Whitespotted garden eel
- Conservation status: Least Concern (IUCN 3.1)

Scientific classification
- Kingdom: Animalia
- Phylum: Chordata
- Class: Actinopterygii
- Order: Anguilliformes
- Family: Congridae
- Genus: Gorgasia
- Species: G. maculata
- Binomial name: Gorgasia maculata Klausewitz & Eibl-Eibesfeldt, 1959
- Synonyms: Gorgasia maculate Klausewitz & Eibl-Eibesfeldt, 1959; Gorgasia maculatus Klausewitz & Eibl-Eibesfeldt, 1959;

= Whitespotted garden eel =

- Genus: Gorgasia
- Species: maculata
- Authority: Klausewitz & Eibl-Eibesfeldt, 1959
- Conservation status: LC
- Synonyms: Gorgasia maculate Klausewitz & Eibl-Eibesfeldt, 1959, Gorgasia maculatus Klausewitz & Eibl-Eibesfeldt, 1959

Species of fish

The whitespotted garden eel (Gorgasia maculata), also known as the Indian spaghetti eel, is an eel in the family Congridae (conger/garden eels).
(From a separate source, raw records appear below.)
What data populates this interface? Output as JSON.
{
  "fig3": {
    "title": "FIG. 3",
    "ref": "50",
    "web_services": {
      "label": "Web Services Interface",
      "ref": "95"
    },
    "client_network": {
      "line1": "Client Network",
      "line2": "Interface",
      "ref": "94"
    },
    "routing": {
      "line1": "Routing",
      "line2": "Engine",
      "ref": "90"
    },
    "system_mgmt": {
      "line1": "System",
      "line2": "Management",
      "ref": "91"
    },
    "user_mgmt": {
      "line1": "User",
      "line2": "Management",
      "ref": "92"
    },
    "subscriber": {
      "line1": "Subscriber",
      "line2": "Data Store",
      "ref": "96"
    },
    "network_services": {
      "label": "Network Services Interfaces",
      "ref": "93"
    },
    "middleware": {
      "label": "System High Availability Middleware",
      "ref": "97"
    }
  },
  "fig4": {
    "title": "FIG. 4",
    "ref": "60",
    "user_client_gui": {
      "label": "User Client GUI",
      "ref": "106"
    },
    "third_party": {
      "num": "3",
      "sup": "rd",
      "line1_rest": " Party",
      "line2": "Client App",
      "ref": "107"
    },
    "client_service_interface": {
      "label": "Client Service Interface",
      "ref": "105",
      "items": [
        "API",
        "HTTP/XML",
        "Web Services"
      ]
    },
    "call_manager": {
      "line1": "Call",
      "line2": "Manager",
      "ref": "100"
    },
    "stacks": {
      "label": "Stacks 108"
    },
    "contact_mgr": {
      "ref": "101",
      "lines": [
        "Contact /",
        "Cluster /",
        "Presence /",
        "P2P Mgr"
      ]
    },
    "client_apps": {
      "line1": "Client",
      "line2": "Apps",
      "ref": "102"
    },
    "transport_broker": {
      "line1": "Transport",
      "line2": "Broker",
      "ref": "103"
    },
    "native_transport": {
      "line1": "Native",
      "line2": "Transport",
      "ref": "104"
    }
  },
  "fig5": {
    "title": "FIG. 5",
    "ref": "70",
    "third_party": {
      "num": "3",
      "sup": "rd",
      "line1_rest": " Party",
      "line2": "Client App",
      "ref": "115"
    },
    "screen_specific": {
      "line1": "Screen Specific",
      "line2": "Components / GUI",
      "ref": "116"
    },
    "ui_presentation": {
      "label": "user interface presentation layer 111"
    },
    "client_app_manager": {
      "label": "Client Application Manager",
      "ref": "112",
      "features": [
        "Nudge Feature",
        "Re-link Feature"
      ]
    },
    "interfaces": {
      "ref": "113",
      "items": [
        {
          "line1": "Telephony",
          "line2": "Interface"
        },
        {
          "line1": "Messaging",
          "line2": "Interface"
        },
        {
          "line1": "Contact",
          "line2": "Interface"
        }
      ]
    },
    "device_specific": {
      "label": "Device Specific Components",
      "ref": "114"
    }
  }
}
It was described by Wolfgang Klausewitz and Irenäus Eibl-Eibesfeldt in 1959. It is a marine, tropical eel which is known from the Indo-Western Pacific, including Maldives, the Solomon Islands, the Philippines, the Cocos Islands, Comoros, India, Indonesia, and Papua New Guinea. It dwells at a depth range of 25 to 48 m, and lives in non-migratory colonies that form burrows on sandy slopes, usually near coral reefs. Males can reach a maximum total length of 70 cm.

Due to its wide range and lack of known major threats, the IUCN redlist lists the whitespotted garden eel as Least Concern.